Thousands took to vantage points across the region, while others watched from home via television or online streaming services.
Martin Taylor started his career at Hazelwood.
“I started in November 1978 and I started with maintenance and working as a trades assistant and then boilermaking, welding work and ended up doing maintenance on the tower,” he said.
“The first time I went up there I got halfway and it scared the hell out of me and I thought ‘I don’t know if I can do that’. I copped a lot of smack from the other guys but the next day I faced my fears and got up there.”
Mr Taylor said the team would go on the outside of the tower in “a sort of a winch platform” for some maintenance jobs.
“From Unit 4 you could look across to Unit 8 and see them (the towers) all swaying in the wind, when it got really windy the sway was quite significant,” he said.
“You could look down the 130 odd metres down to the ground and see the bottom of the tower underneath you.”
Mr Taylor currently works at Loy Yang B and watched the demolition on television.
“I had mixed emotions because you drive past it, you still see it intact and it feel like nothing is happening, it is only when you see the chimneys come down it hits you that it’s actually coming down. There’s a lot of sadness,” he said.
“I worked for four years at Hazelwood and by the time I worked there, there was already a lot of history at the plant, it wasn’t a bad place to work.”
Yallourn Power Station workers took a break to watch the chimneys collapse, with some up on the 17th floor to witness the historic moment from across the Valley.
Tony Lane, who worked as a maintenance contractor at Hazelwood for 22 years, said the collapse was “surreal and spectacular” to watch.
The long-standing Hazelwood worker said he did not have any particular feelings of sadness when the chimneys came down as the station had closed three years ago.
“A few dozen of us took up different vantage spots, we had a good view across the Valley. We could hear the boom when it came down,” Mr Lane said.
“It was interesting as a local and an iconic landmark, as long as it was done safely that was the main thing. It’s inevitable one day the same thing will happen at Yallourn.”
Pete Ransom worked in the industry until a year-and-a-half ago, but “somehow worked at every other station except Hazelwood”.
Mr Ransom said when he was learning to fly a plane in 1986 and was told to look for the “stacks” when flying home from Melbourne.
“In the early days it was used as a navigation point, my instructor John Willis used to say that if you can’t find your way back to the Valley, you shouldn’t be flying,” he said.
“You would get a few thousand feet in the air from Melbourne and head straight for them to get back to the Valley.”
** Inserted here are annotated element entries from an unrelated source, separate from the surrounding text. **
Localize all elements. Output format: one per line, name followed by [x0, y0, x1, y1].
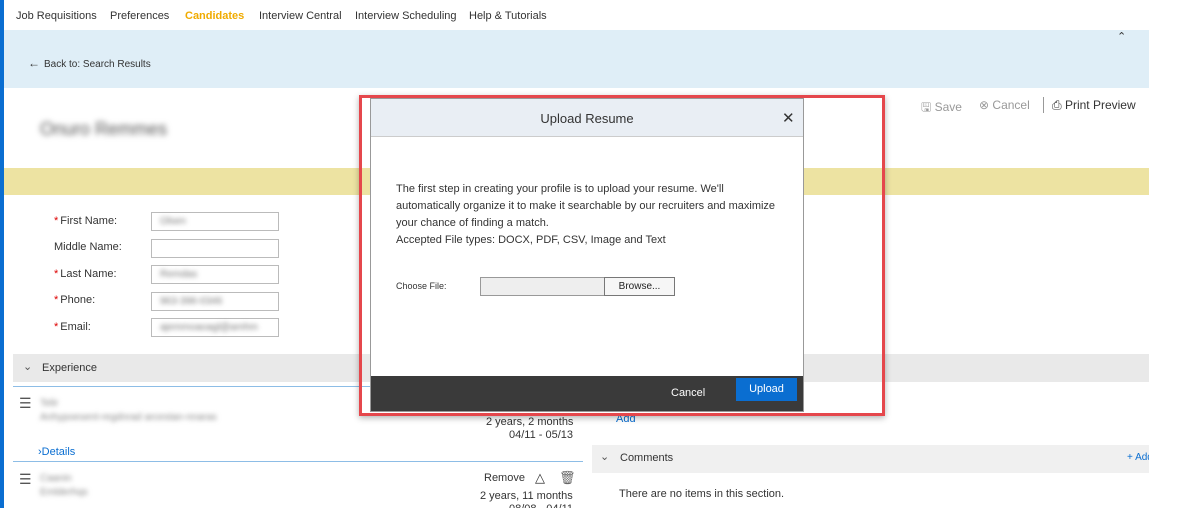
nav-interview-central[interactable]: Interview Central [259, 10, 342, 22]
middle-name-field[interactable] [151, 239, 279, 258]
save-icon: 🖫 [921, 100, 932, 114]
experience-2-dates: 08/08 - 04/11 [509, 503, 573, 508]
experience-2-subtitle: Emlderhqs [40, 487, 88, 498]
chevron-down-icon: ⌄ [600, 451, 610, 463]
arrow-left-icon: ← [28, 56, 40, 70]
cancel-icon: ⊗ [979, 98, 990, 112]
page-edge [1149, 0, 1199, 508]
nav-preferences[interactable]: Preferences [110, 10, 169, 22]
dialog-message: The first step in creating your profile … [396, 183, 776, 246]
file-path-input[interactable] [480, 277, 606, 296]
experience-2-title: Caanin [40, 473, 72, 484]
nav-interview-scheduling[interactable]: Interview Scheduling [355, 10, 457, 22]
top-navigation: Job Requisitions Preferences Candidates … [4, 0, 1149, 30]
nav-job-requisitions[interactable]: Job Requisitions [16, 10, 97, 22]
close-icon[interactable]: ✕ [782, 109, 795, 127]
cancel-button[interactable]: ⊗ Cancel [979, 98, 1030, 112]
experience-1-dates: 04/11 - 05/13 [509, 429, 574, 441]
last-name-label: * Last Name: [54, 268, 117, 280]
choose-file-label: Choose File: [396, 281, 447, 291]
first-name-label: * First Name: [54, 215, 118, 227]
hamburger-icon[interactable]: ☰ [19, 472, 32, 486]
last-name-field[interactable]: Remdas [151, 265, 279, 284]
chevron-down-icon: ⌄ [23, 361, 33, 373]
experience-1-subtitle: Anhypoesent-regdnrad arcestan-nnaras [40, 412, 217, 423]
experience-2-duration: 2 years, 11 months [480, 490, 573, 502]
details-link[interactable]: ›Details [38, 446, 75, 458]
remove-button[interactable]: Remove [484, 472, 525, 484]
comments-section-header[interactable]: ⌄ Comments + Add [592, 445, 1153, 473]
email-label: * Email: [54, 321, 91, 333]
printer-icon: ⎙ [1052, 98, 1062, 112]
nav-candidates[interactable]: Candidates [185, 10, 244, 22]
experience-1-duration: 2 years, 2 months [486, 416, 574, 428]
middle-name-label: Middle Name: [54, 241, 122, 253]
toolbar-divider [1043, 97, 1044, 113]
divider [13, 461, 583, 462]
empty-comments-message: There are no items in this section. [619, 488, 785, 500]
back-to-search-results-link[interactable]: ← Back to: Search Results [28, 56, 151, 70]
dialog-footer: Cancel Upload [371, 376, 803, 411]
first-name-field[interactable]: Olsen [151, 212, 279, 231]
nav-help-tutorials[interactable]: Help & Tutorials [469, 10, 547, 22]
browse-button[interactable]: Browse... [604, 277, 675, 296]
email-field[interactable]: ajemmoaoagl@amhm [151, 318, 279, 337]
phone-field[interactable]: 963-396-0346 [151, 292, 279, 311]
triangle-icon[interactable]: △ [535, 470, 545, 486]
hamburger-icon[interactable]: ☰ [19, 396, 32, 410]
save-button[interactable]: 🖫 Save [921, 98, 962, 119]
trash-icon[interactable]: 🗑 [559, 470, 576, 486]
dialog-header: Upload Resume ✕ [371, 99, 803, 137]
candidate-name: Onuro Remmes [40, 119, 168, 139]
experience-1-title: Telir [40, 398, 59, 409]
print-preview-button[interactable]: ⎙ Print Preview [1052, 98, 1136, 113]
phone-label: * Phone: [54, 294, 96, 306]
upload-button[interactable]: Upload [736, 378, 797, 401]
back-banner: ← Back to: Search Results ⌃ [4, 30, 1149, 88]
dialog-title: Upload Resume [540, 111, 634, 126]
chevron-up-icon[interactable]: ⌃ [1117, 30, 1126, 43]
dialog-cancel-button[interactable]: Cancel [671, 387, 705, 399]
upload-resume-dialog: Upload Resume ✕ The first step in creati… [370, 98, 804, 412]
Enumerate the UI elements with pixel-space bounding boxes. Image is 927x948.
Mr Ransom started his career in the industry as an apprentice and moved on to become a partner in a power station maintenance company.
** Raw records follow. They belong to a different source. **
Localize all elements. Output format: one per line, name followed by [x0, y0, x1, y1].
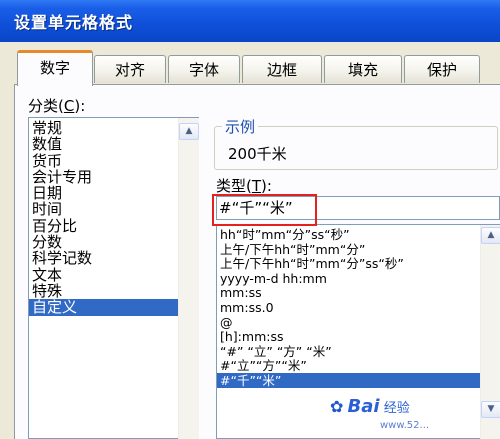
tab-label: 字体: [188, 61, 219, 79]
category-item[interactable]: 时间: [29, 201, 198, 217]
format-scrollbar[interactable]: ▲ ▼: [480, 225, 500, 439]
window-title: 设置单元格格式: [14, 13, 134, 32]
sample-label: 示例: [222, 116, 259, 137]
tab-label: 边框: [266, 61, 297, 79]
category-item[interactable]: 科学记数: [29, 250, 198, 266]
format-item[interactable]: mm:ss: [217, 285, 499, 301]
tab-label: 填充: [347, 61, 378, 79]
tab-fill[interactable]: 填充: [324, 55, 402, 83]
watermark-brand: Bai: [347, 396, 380, 417]
tab-number[interactable]: 数字: [17, 50, 93, 86]
category-item[interactable]: 日期: [29, 185, 198, 201]
title-bar[interactable]: 设置单元格格式: [0, 0, 500, 42]
highlight-box: [212, 194, 317, 226]
format-item[interactable]: #“千”“米”: [217, 372, 499, 388]
category-item[interactable]: 文本: [29, 267, 198, 283]
format-item[interactable]: #“立”“方”“米”: [217, 358, 499, 374]
tab-protection[interactable]: 保护: [404, 55, 480, 83]
format-item[interactable]: [h]:mm:ss: [217, 329, 499, 344]
scroll-up-button[interactable]: ▲: [179, 123, 199, 140]
tab-alignment[interactable]: 对齐: [94, 55, 166, 83]
format-item[interactable]: hh“时”mm“分”ss“秒”: [217, 227, 499, 242]
watermark-suffix: 经验: [383, 401, 410, 416]
sample-value: 200千米: [228, 145, 287, 163]
paw-icon: ✿: [330, 397, 344, 416]
category-item[interactable]: 常规: [29, 120, 198, 136]
scroll-down-button[interactable]: ▼: [481, 401, 500, 418]
format-item[interactable]: “#” “立” “方” “米”: [217, 344, 499, 359]
category-label: 分类(C):: [28, 97, 86, 115]
category-item[interactable]: 会计专用: [29, 169, 198, 185]
format-item[interactable]: 上午/下午hh“时”mm“分”ss“秒”: [217, 256, 499, 271]
type-label: 类型(T):: [216, 177, 272, 195]
chevron-down-icon: ▼: [487, 404, 495, 414]
tab-font[interactable]: 字体: [168, 55, 240, 83]
scroll-up-button[interactable]: ▲: [481, 227, 500, 244]
category-item[interactable]: 特殊: [29, 283, 198, 299]
format-item[interactable]: 上午/下午hh“时”mm“分”: [217, 242, 499, 257]
format-item[interactable]: @: [217, 315, 499, 330]
format-item[interactable]: yyyy-m-d hh:mm: [217, 271, 499, 286]
tab-border[interactable]: 边框: [242, 55, 322, 83]
chevron-up-icon: ▲: [487, 230, 495, 240]
category-item[interactable]: 百分比: [29, 218, 198, 234]
category-item[interactable]: 自定义: [29, 299, 198, 316]
chevron-up-icon: ▲: [185, 126, 193, 136]
watermark-url: www.52...: [380, 420, 430, 431]
category-item[interactable]: 分数: [29, 234, 198, 250]
category-item[interactable]: 数值: [29, 136, 198, 152]
category-scrollbar[interactable]: ▲: [178, 118, 199, 439]
tab-label: 对齐: [114, 61, 145, 79]
watermark: ✿ Bai 经验: [330, 396, 410, 417]
tab-label: 保护: [426, 61, 457, 79]
format-item[interactable]: mm:ss.0: [217, 300, 499, 315]
category-item[interactable]: 货币: [29, 152, 198, 169]
category-list[interactable]: 常规 数值 货币 会计专用 日期 时间 百分比 分数 科学记数 文本 特殊 自定义: [28, 117, 199, 439]
tab-label: 数字: [39, 59, 70, 77]
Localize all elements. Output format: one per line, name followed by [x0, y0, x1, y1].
He watched the demolition on Monday and said it was sad that there was no future plan for the plant.
“When privatisation occurred, the private companies were given a mandate to generate power. No one was given a mandate for future development,” he said.
“The industry has given me a hell of a great life and lifestyle with a hell of a lot of good people the ones that were hurt from change.”
The Express had more than 2000 viewers at the peak of our live broadcast of the demolition.
Comments saw people checking in from Melbourne and Surfers Paradise to watch the historic event, with many locals sharing their personal links to the station.